In this section, we shortly inspect how does the startLazy operator works. The code parser starLazy is a shorthand for the following:

^ (#epsilon asPParser sea)
	waterToken: parser;

The island of the sea is #epsilon. Such an island will be always found, because it accepts an empty string. Furthermore it will be surrounded by water that consumes anything until the next parser succeeds. You specify contents of a water by setting the waterToken. By default you can use #any asPParser. This means that the sea moves character by character betwen tests if the next parser succeeds.

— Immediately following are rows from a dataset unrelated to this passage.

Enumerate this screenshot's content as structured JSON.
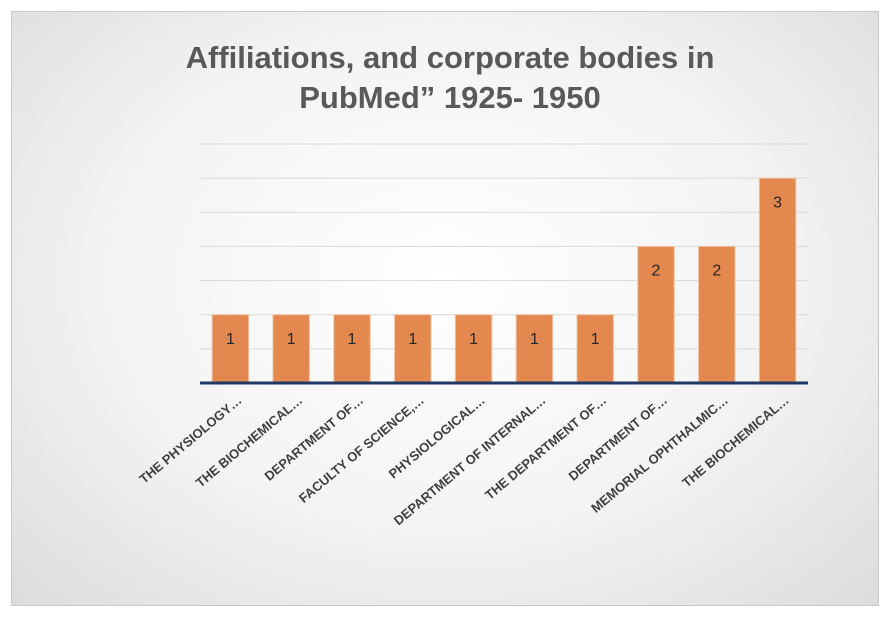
{
  "chart_data": {
    "type": "bar",
    "title": "Affiliations, and corporate bodies in PubMed” 1925- 1950",
    "categories": [
      "THE PHYSIOLOGY…",
      "THE BIOCHEMICAL…",
      "DEPARTMENT OF…",
      "FACULTY OF SCIENCE,…",
      "PHYSIOLOGICAL…",
      "DEPARTMENT OF INTERNAL…",
      "THE DEPARTMENT OF…",
      "DEPARTMENT OF…",
      "MEMORIAL OPHTHALMIC…",
      "THE BIOCHEMICAL…"
    ],
    "values": [
      1,
      1,
      1,
      1,
      1,
      1,
      1,
      2,
      2,
      3
    ],
    "color": "#e3894f",
    "ylim": [
      0,
      3.5
    ],
    "yticks": [
      0,
      0.5,
      1,
      1.5,
      2,
      2.5,
      3,
      3.5
    ],
    "grid": true
  }
}
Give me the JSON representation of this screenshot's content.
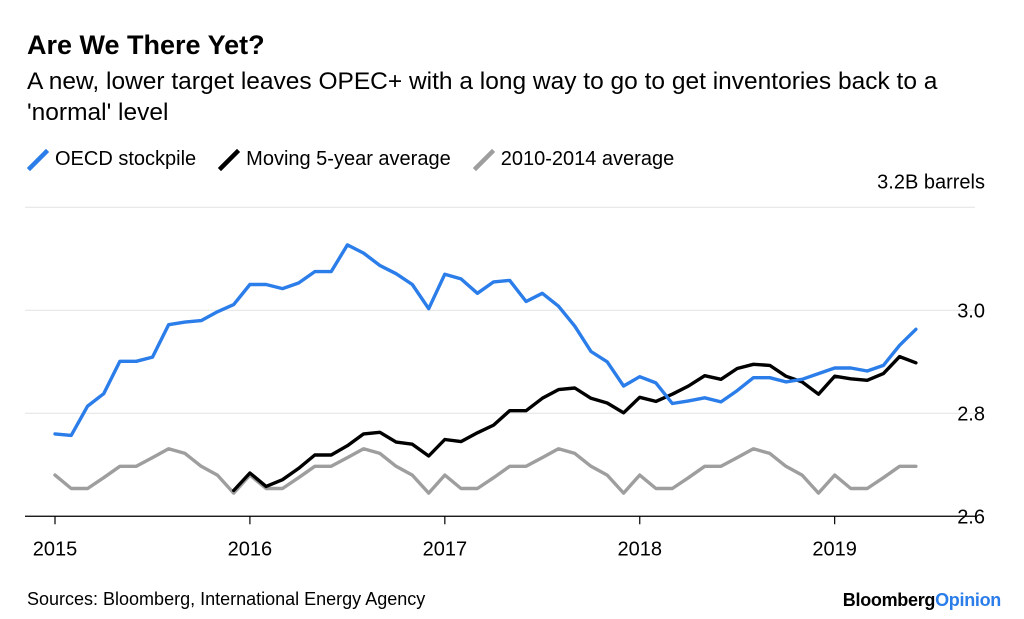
{
  "brand": {
    "main": "Bloomberg",
    "accent": "Opinion"
  },
  "source": "Sources: Bloomberg, International Energy Agency",
  "chart_data": {
    "type": "line",
    "title": "Are We There Yet?",
    "subtitle": "A new, lower target leaves OPEC+ with a long way to go to get inventories back to a 'normal' level",
    "unit_label": "3.2B barrels",
    "xlabel": "",
    "ylabel": "",
    "x_ticks": [
      "2015",
      "2016",
      "2017",
      "2018",
      "2019"
    ],
    "y_ticks": [
      "2.6",
      "2.8",
      "3.0"
    ],
    "y_tick_values": [
      2.6,
      2.8,
      3.0
    ],
    "ylim": [
      2.6,
      3.2
    ],
    "grid": true,
    "legend_position": "top-left",
    "series": [
      {
        "name": "OECD stockpile",
        "color": "#2b7de9",
        "x": [
          2015.0,
          2015.083,
          2015.167,
          2015.25,
          2015.333,
          2015.417,
          2015.5,
          2015.583,
          2015.667,
          2015.75,
          2015.833,
          2015.917,
          2016.0,
          2016.083,
          2016.167,
          2016.25,
          2016.333,
          2016.417,
          2016.5,
          2016.583,
          2016.667,
          2016.75,
          2016.833,
          2016.917,
          2017.0,
          2017.083,
          2017.167,
          2017.25,
          2017.333,
          2017.417,
          2017.5,
          2017.583,
          2017.667,
          2017.75,
          2017.833,
          2017.917,
          2018.0,
          2018.083,
          2018.167,
          2018.25,
          2018.333,
          2018.417,
          2018.5,
          2018.583,
          2018.667,
          2018.75,
          2018.833,
          2018.917,
          2019.0,
          2019.083,
          2019.167,
          2019.25,
          2019.333,
          2019.417
        ],
        "values": [
          2.76,
          2.757,
          2.814,
          2.838,
          2.901,
          2.901,
          2.909,
          2.972,
          2.977,
          2.98,
          2.997,
          3.011,
          3.05,
          3.05,
          3.042,
          3.053,
          3.075,
          3.075,
          3.127,
          3.111,
          3.087,
          3.071,
          3.05,
          3.003,
          3.07,
          3.061,
          3.033,
          3.055,
          3.058,
          3.017,
          3.033,
          3.008,
          2.969,
          2.92,
          2.9,
          2.853,
          2.871,
          2.859,
          2.819,
          2.824,
          2.83,
          2.822,
          2.844,
          2.869,
          2.869,
          2.861,
          2.866,
          2.877,
          2.888,
          2.888,
          2.882,
          2.893,
          2.932,
          2.963
        ]
      },
      {
        "name": "Moving 5-year average",
        "color": "#000000",
        "x": [
          2015.917,
          2016.0,
          2016.083,
          2016.167,
          2016.25,
          2016.333,
          2016.417,
          2016.5,
          2016.583,
          2016.667,
          2016.75,
          2016.833,
          2016.917,
          2017.0,
          2017.083,
          2017.167,
          2017.25,
          2017.333,
          2017.417,
          2017.5,
          2017.583,
          2017.667,
          2017.75,
          2017.833,
          2017.917,
          2018.0,
          2018.083,
          2018.167,
          2018.25,
          2018.333,
          2018.417,
          2018.5,
          2018.583,
          2018.667,
          2018.75,
          2018.833,
          2018.917,
          2019.0,
          2019.083,
          2019.167,
          2019.25,
          2019.333,
          2019.417
        ],
        "values": [
          2.65,
          2.684,
          2.658,
          2.671,
          2.693,
          2.719,
          2.719,
          2.737,
          2.76,
          2.763,
          2.744,
          2.74,
          2.717,
          2.749,
          2.745,
          2.762,
          2.777,
          2.805,
          2.805,
          2.829,
          2.846,
          2.849,
          2.829,
          2.82,
          2.801,
          2.831,
          2.823,
          2.837,
          2.853,
          2.873,
          2.866,
          2.887,
          2.895,
          2.893,
          2.872,
          2.861,
          2.837,
          2.872,
          2.867,
          2.864,
          2.877,
          2.91,
          2.898
        ]
      },
      {
        "name": "2010-2014 average",
        "color": "#9e9e9e",
        "x": [
          2015.0,
          2015.083,
          2015.167,
          2015.25,
          2015.333,
          2015.417,
          2015.5,
          2015.583,
          2015.667,
          2015.75,
          2015.833,
          2015.917,
          2016.0,
          2016.083,
          2016.167,
          2016.25,
          2016.333,
          2016.417,
          2016.5,
          2016.583,
          2016.667,
          2016.75,
          2016.833,
          2016.917,
          2017.0,
          2017.083,
          2017.167,
          2017.25,
          2017.333,
          2017.417,
          2017.5,
          2017.583,
          2017.667,
          2017.75,
          2017.833,
          2017.917,
          2018.0,
          2018.083,
          2018.167,
          2018.25,
          2018.333,
          2018.417,
          2018.5,
          2018.583,
          2018.667,
          2018.75,
          2018.833,
          2018.917,
          2019.0,
          2019.083,
          2019.167,
          2019.25,
          2019.333,
          2019.417
        ],
        "values": [
          2.68,
          2.654,
          2.654,
          2.675,
          2.697,
          2.697,
          2.714,
          2.731,
          2.722,
          2.697,
          2.68,
          2.645,
          2.68,
          2.654,
          2.654,
          2.675,
          2.697,
          2.697,
          2.714,
          2.731,
          2.722,
          2.697,
          2.68,
          2.645,
          2.68,
          2.654,
          2.654,
          2.675,
          2.697,
          2.697,
          2.714,
          2.731,
          2.722,
          2.697,
          2.68,
          2.645,
          2.68,
          2.654,
          2.654,
          2.675,
          2.697,
          2.697,
          2.714,
          2.731,
          2.722,
          2.697,
          2.68,
          2.645,
          2.68,
          2.654,
          2.654,
          2.675,
          2.697,
          2.697
        ]
      }
    ]
  }
}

Yet as we have seen in the case of the javascript rule in the Extracting Javascript chapter, invoking #any asPParser may not be sufficient, the water can get confused by an end tag hidden in a string. Therefore, bounded seas allow you to define tokens that are expected in water. Such token can be a string or a comment and thus does not confuse the parser. In our case the tokens are either jsString or any character:

^ (#epsilon asPParser sea)
	waterToken: jsString / #any asPParser;

We have missed one detail. The actual implementation of starLazy actually extracts only before water:

	^ ((#epsilon asPParser sea)
		waterToken: self)
	map: [:_before :_epsilon :_after | 
		"return just before water, because island is nil and after water is empty"

If your island is parse an empty string (e.g. island is optional, zero or more repetitions or simply epsilon), seas postpone the epsilon parse as far as possible, until the boundary is found. Therefore, in case of starLazy, all the consumed input is in the before water and after water is empty.